検便では見た目ではわからない潜血の確認をします。
●便中カルプロテクチン
便の中に出てくる炎症のサインを見る検査です。カルプロテクチンは、主に好中球という白血球由来のたんぱくで、腸の中で炎症が起きると便中で高くなりやすいため、クローン病や潰瘍性大腸炎で広く使われています。
③検尿
腎機能の確認。たんぱく質や血が混じっていないか確認します。
④胃カメラ
前段階で胃に問題が確認されなかった場合はスキップすることもあります。
胃に潰瘍がないか、粘膜の状態はどうかなどを確認します。
⑤大腸内視鏡検査
大腸内をカメラで見て状態の確認をします。クローン病にみられる特徴である『縦走潰瘍』や『敷石状病変』、『狭窄』などを細かくみます。
これらの特徴がみられた場合、『確定診断』が濃厚となります。
細胞も採取し生検に出します。
この生検で『肉芽腫』というものが確認されると、『確定診断』となります。
※肉芽腫が確認されない場合もままありますが、その他の特徴的な病変と症状によって確定的であれば確定診断となります。
⑥経管小腸造影検査
鼻から十二指腸あたりまで管を入れて、その管から造影剤を出して小腸なまんべんなく行き渡らせてX線撮影をします。

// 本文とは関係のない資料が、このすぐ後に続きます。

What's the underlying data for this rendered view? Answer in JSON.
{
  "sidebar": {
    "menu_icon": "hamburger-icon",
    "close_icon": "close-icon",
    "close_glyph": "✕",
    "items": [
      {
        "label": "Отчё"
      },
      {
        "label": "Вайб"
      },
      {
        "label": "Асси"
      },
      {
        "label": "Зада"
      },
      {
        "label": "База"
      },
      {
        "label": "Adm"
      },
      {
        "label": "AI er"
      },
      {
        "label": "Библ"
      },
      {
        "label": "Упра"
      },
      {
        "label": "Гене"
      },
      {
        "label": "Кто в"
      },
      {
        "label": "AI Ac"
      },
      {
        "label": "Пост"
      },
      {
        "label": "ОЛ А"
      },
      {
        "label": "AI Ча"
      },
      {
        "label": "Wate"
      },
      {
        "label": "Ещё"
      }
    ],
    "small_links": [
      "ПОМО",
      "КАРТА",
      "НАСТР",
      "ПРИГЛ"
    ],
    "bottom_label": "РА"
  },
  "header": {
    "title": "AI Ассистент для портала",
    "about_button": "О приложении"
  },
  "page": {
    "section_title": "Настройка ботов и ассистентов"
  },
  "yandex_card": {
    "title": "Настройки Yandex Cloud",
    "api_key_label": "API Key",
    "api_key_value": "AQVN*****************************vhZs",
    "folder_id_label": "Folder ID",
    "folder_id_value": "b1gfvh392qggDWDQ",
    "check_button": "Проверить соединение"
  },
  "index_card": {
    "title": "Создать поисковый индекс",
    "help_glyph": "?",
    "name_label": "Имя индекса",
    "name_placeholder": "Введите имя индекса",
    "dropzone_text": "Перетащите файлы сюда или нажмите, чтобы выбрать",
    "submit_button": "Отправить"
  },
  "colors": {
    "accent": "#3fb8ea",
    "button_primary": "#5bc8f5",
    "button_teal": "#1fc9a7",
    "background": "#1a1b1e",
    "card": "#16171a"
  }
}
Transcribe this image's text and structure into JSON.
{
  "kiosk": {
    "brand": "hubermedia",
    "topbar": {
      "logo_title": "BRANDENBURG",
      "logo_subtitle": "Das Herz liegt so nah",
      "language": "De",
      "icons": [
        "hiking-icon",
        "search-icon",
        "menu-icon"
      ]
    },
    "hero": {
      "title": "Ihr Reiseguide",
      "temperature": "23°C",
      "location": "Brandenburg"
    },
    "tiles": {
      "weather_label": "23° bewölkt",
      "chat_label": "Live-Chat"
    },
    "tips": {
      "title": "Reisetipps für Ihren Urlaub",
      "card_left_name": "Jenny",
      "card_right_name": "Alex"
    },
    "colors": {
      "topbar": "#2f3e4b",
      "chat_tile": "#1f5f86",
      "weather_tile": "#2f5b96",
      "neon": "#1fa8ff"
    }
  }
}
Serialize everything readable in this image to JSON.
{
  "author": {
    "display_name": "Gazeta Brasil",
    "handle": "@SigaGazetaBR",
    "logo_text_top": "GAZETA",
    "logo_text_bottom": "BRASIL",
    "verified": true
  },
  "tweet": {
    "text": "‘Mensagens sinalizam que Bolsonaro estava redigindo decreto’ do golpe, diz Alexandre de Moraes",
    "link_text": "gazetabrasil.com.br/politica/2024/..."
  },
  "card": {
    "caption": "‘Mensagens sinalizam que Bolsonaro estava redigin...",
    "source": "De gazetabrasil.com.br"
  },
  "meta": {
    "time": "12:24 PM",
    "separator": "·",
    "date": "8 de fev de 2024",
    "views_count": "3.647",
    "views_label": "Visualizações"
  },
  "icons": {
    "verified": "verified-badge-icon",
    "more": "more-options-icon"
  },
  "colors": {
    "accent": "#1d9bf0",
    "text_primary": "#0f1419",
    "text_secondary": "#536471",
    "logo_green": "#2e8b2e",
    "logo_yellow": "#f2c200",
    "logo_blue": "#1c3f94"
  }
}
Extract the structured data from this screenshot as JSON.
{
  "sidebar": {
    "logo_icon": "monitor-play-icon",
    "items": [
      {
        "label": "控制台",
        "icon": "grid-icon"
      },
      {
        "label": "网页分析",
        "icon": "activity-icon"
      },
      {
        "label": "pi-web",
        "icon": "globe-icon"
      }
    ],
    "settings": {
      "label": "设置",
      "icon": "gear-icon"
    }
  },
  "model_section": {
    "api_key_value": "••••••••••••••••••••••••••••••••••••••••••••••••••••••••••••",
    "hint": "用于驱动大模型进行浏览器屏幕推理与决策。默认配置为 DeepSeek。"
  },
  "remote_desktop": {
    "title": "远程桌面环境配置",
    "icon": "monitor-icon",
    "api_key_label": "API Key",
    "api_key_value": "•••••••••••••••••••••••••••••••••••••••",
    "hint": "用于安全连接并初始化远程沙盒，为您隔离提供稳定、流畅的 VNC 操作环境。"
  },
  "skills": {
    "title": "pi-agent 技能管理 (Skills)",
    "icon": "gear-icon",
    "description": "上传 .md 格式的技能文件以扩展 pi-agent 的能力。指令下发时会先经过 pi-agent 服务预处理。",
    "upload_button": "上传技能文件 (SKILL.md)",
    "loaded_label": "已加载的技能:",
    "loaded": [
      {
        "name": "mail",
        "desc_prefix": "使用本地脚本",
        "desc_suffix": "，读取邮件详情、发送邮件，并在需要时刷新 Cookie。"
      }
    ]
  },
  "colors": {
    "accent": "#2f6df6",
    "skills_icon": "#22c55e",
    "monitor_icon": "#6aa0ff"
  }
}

管の太さはうどんより太いくらいでしょうか。意外と細めです。
これは大腸内視鏡検査ではよく見えない潰瘍の有無と程度の確認になります。
瘻孔がありますと、そこに造影剤が入り込み、細ーい線が小腸から飛び出しているのがX線で見えます。このようにして肉眼では確認できないような病変を確認します。
造影剤には『バリウム』と『ガストロ』があり、バリウムは白くて経口でも使用可能です。また映りがとても良いです。反面、粘度が高いので細いところには浸透しにくい欠点があります。
対しガストロは透明でべたべたした液体で、経管になります。バリウムよりは映りは落ちるものの、しゃばしゃばの液体ですので細いところまで浸透します。
どちらを使うかは問診次第で医師が判断します。
検査後、管から造影剤はある程度抜きますが、残りは下からウンチで出すことになります。
⑦注腸造影検査
これは大腸の造影検査です。お尻から管を入れて直腸のところでバルーンを膨らませて栓をして漏れ出さないようにしながら造影剤を流し込み、大腸に行き渡らせて大腸のX線撮影をします。
小腸造影検査と同様です。
⑧造影CT
造影剤を使ってお腹の中をCTで撮る検査です。クローン病では、腸の壁が厚くなっていないか、炎症が強くないか、狭窄・膿瘍・穿孔などの合併症がないかをみるのに使われます。
特に急に悪化したときや、強い腹痛・発熱などで緊急性があるときに役立ちやすい検査です。CTは短時間で撮れて、全体を素早く確認しやすいのが強みです。
⑨造影MRE
MREは【MR enterography(MRエンテログラフィー)】のことで、
MRIで小腸を詳しくみるための検査です。多くの場合、飲む造影用の液体で腸をふくらませ、必要に応じて点滴の造影剤も使って撮影します。
その特性から大腸内視鏡検査とセットで行われることが多く、腸管戦場財政でお腹を満たした状態で検査します。
クローン病では、小腸の炎症の場所や広がり、腸壁のむくみ、瘻孔、膿瘍などをみるのに有用で、内視鏡では見えにくい小腸の評価にも向いています。
⑩超音波検査
『膿瘍』の有無の確認と、その他臓器に問題がないか確認をします。膿瘍がありますとしっかり映ります。
⑪その他ケースバイケース
眼の検査(クローン病は緑内障になりやすいといわれています)、
骨密度(クローン病は栄養障害がしばしばありますので測定しておくこともあります)、
手術を考慮して心電図や肺活量なども検査する場合もあります。
このようにあらゆる検査を徹底しますので、かなり忙しく検査疲れにもなります。
ただでさえ最悪のコンディションの中でですから、相当に大変です。
ですが初手の検査は最重要になりますので頑張りましょう。
次回は最も多くのことがわかる『大腸内視鏡検査』について数回に分けて詳しくご説明していきます。
※この記事は2026年3月22日に一部更新しました。